Судья побарабанил по своей кафедре пальцами и дважды бросил взгляд на репортеров. Сам он был бывшим обвинителем и обычно становился на сторону обвинения. Репортеры путали все расчеты, и старый адвокат знал это. Равно как и сам судья.
– Господин окружной прокурор?
– Эдриен Уолл – уже осужденный убийца, Ваша честь. У него нет родственников, живущих в пределах данной административной единицы. У него нет собственности, в том числе недвижимой. Любые ожидания на рассмотрение судебного дела в какую-то более позднюю дату могут основываться на одной лишь смутной надежде. Штат запрашивает дальнейшее содержание под стражей.

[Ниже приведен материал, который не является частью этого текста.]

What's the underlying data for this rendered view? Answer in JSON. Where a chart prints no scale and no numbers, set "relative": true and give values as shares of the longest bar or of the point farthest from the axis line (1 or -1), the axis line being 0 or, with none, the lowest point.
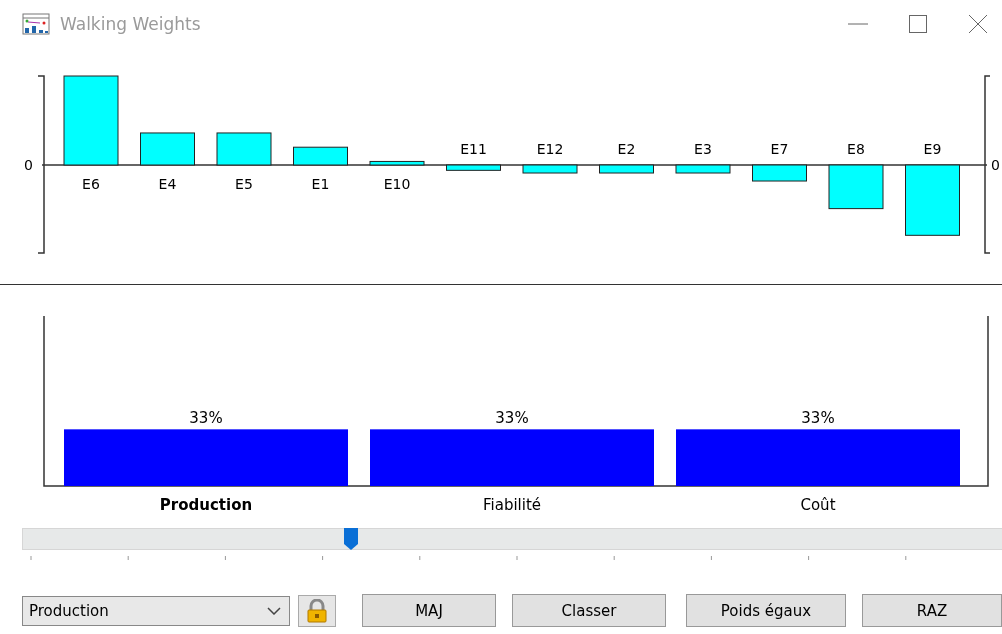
{
  "window": {
    "title": "Walking Weights"
  },
  "scores_chart": {
    "chart_data": {
      "type": "bar",
      "categories": [
        "E6",
        "E4",
        "E5",
        "E1",
        "E10",
        "E11",
        "E12",
        "E2",
        "E3",
        "E7",
        "E8",
        "E9"
      ],
      "values": [
        1.0,
        0.36,
        0.36,
        0.2,
        0.04,
        -0.06,
        -0.09,
        -0.09,
        -0.09,
        -0.18,
        -0.49,
        -0.79
      ],
      "relative": true,
      "annotations": [
        "0",
        "0"
      ]
    }
  },
  "weights_chart": {
    "chart_data": {
      "type": "bar",
      "categories": [
        "Production",
        "Fiabilité",
        "Coût"
      ],
      "values": [
        33,
        33,
        33
      ],
      "value_labels": [
        "33%",
        "33%",
        "33%"
      ]
    },
    "criteria": [
      {
        "selected": true
      },
      {
        "selected": false
      },
      {
        "selected": false
      }
    ]
  },
  "slider": {
    "level": 0.335
  },
  "criterion_select": {
    "value": "Production"
  },
  "lock": {
    "locked": true
  },
  "buttons": [
    "MAJ",
    "Classer",
    "Poids égaux",
    "RAZ"
  ]
}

– За два незначительных правонарушения, практически подпадающих под административную ответственность? – Плакса полуобернулся, чтобы оказаться лицом к лицу с репортерами. – Ваша честь, я вас умоляю!
Судья поджал губы и хмуро посмотрел на окружного прокурора.
– Вы намереваетесь предъявить уголовные обвинения?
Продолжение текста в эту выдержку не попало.